The opinion of the court was delivered by
West, J.:August 8, 1919, the plaintiff filed his petition asking judgment on a promissory note against the makers, Mr. and Mrs. Guber. The answer day was September 8. A day or two before this Mr. Meek, an attorney, called Mr. Hogin, defendants’ counsel, and said in substance that Guber was at his office and desired to employ J. L. Smalley to represent him in the action, but that Mr. Smalley was out of the city and would be for a few days, and requested that no judgment be taken because of any default the defendants might make in the next few days, whereupon Mr. Hogin said he would be glad to wait a few days for Mr. Smalley’s return.’ No appearance was made, no pleadings filed, nothing further said, and on October 27 the plaintiff took judgment by default. November 29, a motion to vacate the judgment and for a new trial was filed which was by the court heard and overruled on the 28th of February. From this ruling this appeal was taken.
The one question presented is whether or not the trial court committed error in overruling the motion. An affidavit was filed in its support in which Mr. Guber swore:
“That these defendants believe that they have a full and complete answer and defense to the cause of action set up in the plaintiff’s petition herein filed, . . . they believe that the note sued on herein has been fully paid and satisfied.”
Other affidavits were to the effect that Mr. Smalley did not return from his fishing trip until about November 5, and that Mr. Hogin had heard nothing from the other side when the judgment was taken.

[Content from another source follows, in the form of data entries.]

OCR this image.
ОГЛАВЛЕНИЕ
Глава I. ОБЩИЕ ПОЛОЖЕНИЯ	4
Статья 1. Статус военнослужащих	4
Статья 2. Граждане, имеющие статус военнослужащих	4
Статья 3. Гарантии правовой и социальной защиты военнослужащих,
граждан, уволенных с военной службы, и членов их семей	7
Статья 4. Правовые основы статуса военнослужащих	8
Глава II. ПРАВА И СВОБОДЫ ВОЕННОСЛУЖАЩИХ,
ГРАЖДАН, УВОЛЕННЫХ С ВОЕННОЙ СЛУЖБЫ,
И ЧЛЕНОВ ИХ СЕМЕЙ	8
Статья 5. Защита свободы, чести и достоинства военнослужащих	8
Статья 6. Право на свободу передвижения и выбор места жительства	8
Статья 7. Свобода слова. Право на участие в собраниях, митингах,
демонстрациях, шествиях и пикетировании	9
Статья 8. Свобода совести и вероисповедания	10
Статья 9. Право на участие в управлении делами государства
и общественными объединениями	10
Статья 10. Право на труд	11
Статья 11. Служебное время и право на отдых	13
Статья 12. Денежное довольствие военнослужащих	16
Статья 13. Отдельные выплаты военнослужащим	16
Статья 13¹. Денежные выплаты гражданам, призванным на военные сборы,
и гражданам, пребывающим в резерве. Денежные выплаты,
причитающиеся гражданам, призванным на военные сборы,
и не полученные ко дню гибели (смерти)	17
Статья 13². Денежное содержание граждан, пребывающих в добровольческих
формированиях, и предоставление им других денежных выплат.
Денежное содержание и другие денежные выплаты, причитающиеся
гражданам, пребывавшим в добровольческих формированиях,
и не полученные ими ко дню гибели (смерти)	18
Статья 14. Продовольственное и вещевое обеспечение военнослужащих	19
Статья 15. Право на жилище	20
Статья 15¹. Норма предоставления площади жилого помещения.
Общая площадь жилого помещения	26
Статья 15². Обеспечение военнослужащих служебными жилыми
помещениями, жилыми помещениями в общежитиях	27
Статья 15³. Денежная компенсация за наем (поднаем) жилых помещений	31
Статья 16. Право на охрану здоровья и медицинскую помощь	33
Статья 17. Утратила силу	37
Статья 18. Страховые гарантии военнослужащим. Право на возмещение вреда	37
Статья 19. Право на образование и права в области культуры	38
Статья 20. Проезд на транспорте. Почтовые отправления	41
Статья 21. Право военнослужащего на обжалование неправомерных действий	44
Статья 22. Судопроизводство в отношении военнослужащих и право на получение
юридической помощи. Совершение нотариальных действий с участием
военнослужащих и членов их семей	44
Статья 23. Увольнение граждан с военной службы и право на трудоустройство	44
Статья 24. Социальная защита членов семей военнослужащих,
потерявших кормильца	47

It is argued that the motion not having been filed within three days, the court should not have heard it. But we suppose the motion was really one to vacate the judgment and permit the defendants to answer on the theory that they had some defense. It would seem that they must have known whether the note was paid, but the most they would venture was the expression of a belief that it had been paid.
, No showing of diligence, of accident, surprise, or newly discovered evidence was made, arid about all the defendants can *589claim is that they requested the court to set the judgment aside and the request was not granted.
While new trials are favored, and it requires a strong showing to overturn an order granting one, still the courts are not required or authorized to act merely for the accommodation of parties who have failed to act for themselves in time. (Mercer v. Ringer, 40 Kan. 189, 19 Pac. 670; Vail v. School District, 86 Kan. 808, 122 Pac. 885; Fisher v. Odell Township, 87 Kan. 687, 125 Pac. 61; Collins v. Belford, 89 Kan. 92, 130 Pac. 662; Duggan v. Railway Co., 96 Kan. 249, 150 Pac. 557; Schultz v. Stiner, 97 Kan. 555, 155 Pac. 1073; Gooden v. Lewis, 101 Kan. 482, 167 Pac. 1133; Wilson v. Jones, 107 Kan. 365, 191 Pac. 580.)
No error was committed in denying the motion, and the ¡ruling is sustained.